Defra Minister Mark Spencer MP said it was important to get new environmental land management schemes (ELMs) right. “They work alongside and support food production. Food is the primary purpose of farming and always will be. But sustainable food production in the long term is also dependent on healthy soils, water quality and abundant pollinators.
“There is something for everyone –different farms, sizes and locations. We are accelerating roll-out of the sustainable farming incentive (SFI) with 19 more actions. The schemes are straightforward to apply for with minimal paperwork. For example, a free vet visit under SFI takes eight minutes to apply for.”
However, NFU president Minette Batters was sceptical. “I think we’ll see a lot more bureaucracy than under the Common Agricultural Policy,” she said. “Also, we have a massive job to level up on food production with the environment. We have the Environment Act, Environment Improvement Plan, have lost cross compliance and have the law of the land. This is a big game changer. Is the budget enough, is ELMs enough to deliver on the requirements of the Environment Improvement Plan? And what will be the impact of ELMs on food security? It won’t benefit it – we’re growing crops for the environment.”

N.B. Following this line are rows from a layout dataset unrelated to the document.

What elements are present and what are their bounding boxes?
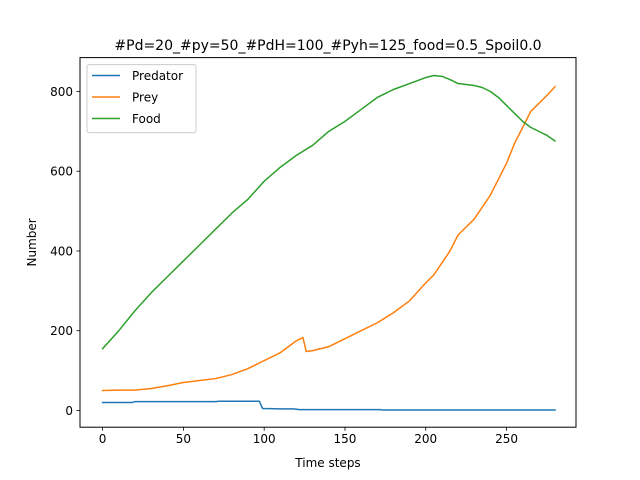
x-tick-label: 50 bbox=[176, 432, 191, 446]
x-tick-label: 150 bbox=[334, 432, 357, 446]
series-line-food bbox=[101, 74, 557, 350]
y-tick-label: 400 bbox=[50, 244, 73, 258]
y-axis-label: Number bbox=[25, 218, 39, 266]
y-tick-label: 600 bbox=[50, 165, 73, 179]
chart-title: #Pd=20_#py=50_#PdH=100_#Pyh=125_food=0.5… bbox=[114, 38, 541, 54]
y-tick-label: 200 bbox=[50, 324, 73, 338]
legend-label-food: Food bbox=[132, 112, 161, 126]
legend-label-prey: Prey bbox=[132, 90, 158, 104]
series-line-predator bbox=[101, 400, 556, 411]
x-tick-label: 200 bbox=[414, 432, 437, 446]
y-tick-label: 0 bbox=[65, 404, 73, 418]
x-tick-label: 0 bbox=[99, 432, 107, 446]
x-tick-label: 250 bbox=[495, 432, 518, 446]
x-tick-label: 100 bbox=[253, 432, 276, 446]
series-line-prey bbox=[101, 85, 557, 392]
axes-layer: 0 50 100 150 200 250 0 200 400 600 800 bbox=[50, 85, 518, 446]
y-tick-label: 800 bbox=[50, 85, 73, 99]
series-layer bbox=[101, 74, 557, 411]
x-axis-label: Time steps bbox=[294, 456, 360, 470]
legend: Predator Prey Food bbox=[86, 64, 197, 134]
legend-box bbox=[86, 64, 197, 134]
legend-label-predator: Predator bbox=[132, 69, 183, 83]
plot-frame bbox=[79, 57, 577, 428]
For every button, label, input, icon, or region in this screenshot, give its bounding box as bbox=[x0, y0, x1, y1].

Alternatives to schemes, like carbon trading, also had their downsides, warned Mr Moody. “Farming overestimates its role for others but underestimates what it will need to do. There is little value in offsetting – the farm level quantum is too small and value too low. Supply chains will expect farmers to move towards net zero, so why should they give away the easy gains? There could also be unforeseen risks, like woodland which has been sold for carbon credits being eaten by beavers or destroyed by storms,” he added.

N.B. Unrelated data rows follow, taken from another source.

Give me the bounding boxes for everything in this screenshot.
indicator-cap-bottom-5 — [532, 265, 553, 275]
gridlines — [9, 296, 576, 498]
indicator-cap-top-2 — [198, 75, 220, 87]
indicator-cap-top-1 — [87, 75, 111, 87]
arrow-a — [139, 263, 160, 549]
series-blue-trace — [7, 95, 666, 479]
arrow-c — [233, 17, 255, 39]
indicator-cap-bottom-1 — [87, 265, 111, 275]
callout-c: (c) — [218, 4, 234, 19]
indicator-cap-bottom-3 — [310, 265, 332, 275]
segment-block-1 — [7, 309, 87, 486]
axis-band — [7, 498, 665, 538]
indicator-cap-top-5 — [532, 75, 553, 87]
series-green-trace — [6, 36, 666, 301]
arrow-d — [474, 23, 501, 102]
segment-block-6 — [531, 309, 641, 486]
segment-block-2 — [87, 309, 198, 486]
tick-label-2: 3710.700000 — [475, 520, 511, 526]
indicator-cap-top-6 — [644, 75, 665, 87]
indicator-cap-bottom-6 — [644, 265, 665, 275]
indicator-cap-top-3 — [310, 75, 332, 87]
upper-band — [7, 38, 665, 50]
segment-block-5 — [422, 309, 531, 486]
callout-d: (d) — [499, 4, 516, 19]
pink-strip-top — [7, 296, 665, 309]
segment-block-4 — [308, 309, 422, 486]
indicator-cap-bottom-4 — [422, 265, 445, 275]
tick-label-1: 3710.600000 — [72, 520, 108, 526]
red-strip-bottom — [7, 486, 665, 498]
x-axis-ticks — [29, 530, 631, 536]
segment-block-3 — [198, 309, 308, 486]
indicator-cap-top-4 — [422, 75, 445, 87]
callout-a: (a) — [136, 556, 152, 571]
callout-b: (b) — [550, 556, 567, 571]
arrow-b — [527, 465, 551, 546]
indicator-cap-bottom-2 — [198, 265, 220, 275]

When selling carbon assets, farmers should look at the facts of the deal, said Mr Moody. This includes what is being sold and at what price, how fettered the landowner is, and what the terms are. Landowners should also consider the tax consequences and associated costs. “Is it worth it?”

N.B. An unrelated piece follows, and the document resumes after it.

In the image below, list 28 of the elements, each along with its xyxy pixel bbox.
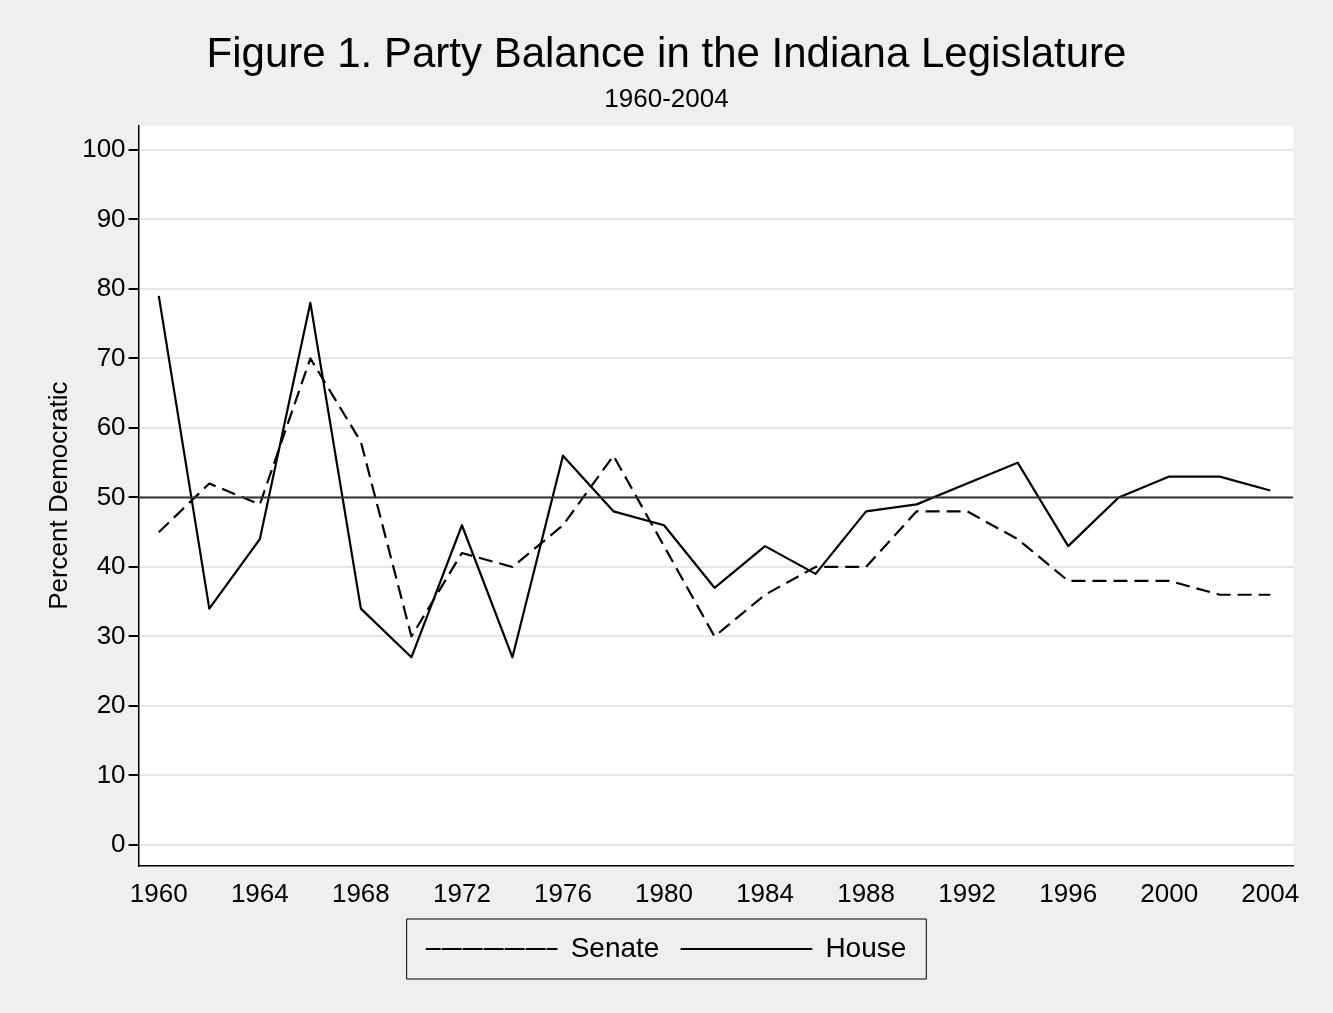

One area causing concern is Agricultural Property Relief (APR) and how it might apply to environmental use of land. “CAAV and others see the simplest answer is to extend it, as in 1995 for tenancies, based on the model of the Inheritance Tax Act’s s.124C for Habitats Regulations.”
The tenanted sector faces its own challenges as area payments disappear, he explained. “Many landlords and tenants may find this daunting, but it also offers opportunities for proficient future farmers. Consider terms and lengths of lettings – for example, a new slurry store scheme may need forward security. There may be opportunities for contract farming and joint ventures.”
Founded to give tenants more access to environmental opportunities, the Rock Report aimed to encourage longer lettings but its proposal to limit APR for Inheritance Tax to lettings of at least eight years would have the opposite effect, according to Mr Moody. “Using our CAAV Land Occupation Survey data, we see little or no gain in eight-year lets. Longer lets would shorten to eight years and other lets would tend to go much shorter, hollowing out the middle ground. We estimate that some 200,000ha would be lost from the sector in the short term and then a longer term reduction from a third of farmland to a fifth. Yet, the proposal cannot achieve its goal without an even more extreme reduction in the let sector.”
About the CAAV
The Central Association of Agricultural Valuers (CAAV) is a specialist professional body representing, qualifying and briefing over 2,900 members practising in a diverse range of agricultural and rural work throughout England, Wales, Scotland and Northern Ireland.
CAAV members are agricultural and rural valuers who provide professional advice and valuation expertise on issues affecting the countryside from tenancy matters to sales and purchase of farms and land, from taxation and compulsory purchase to auctioneering, and from conservation issues to farming structures.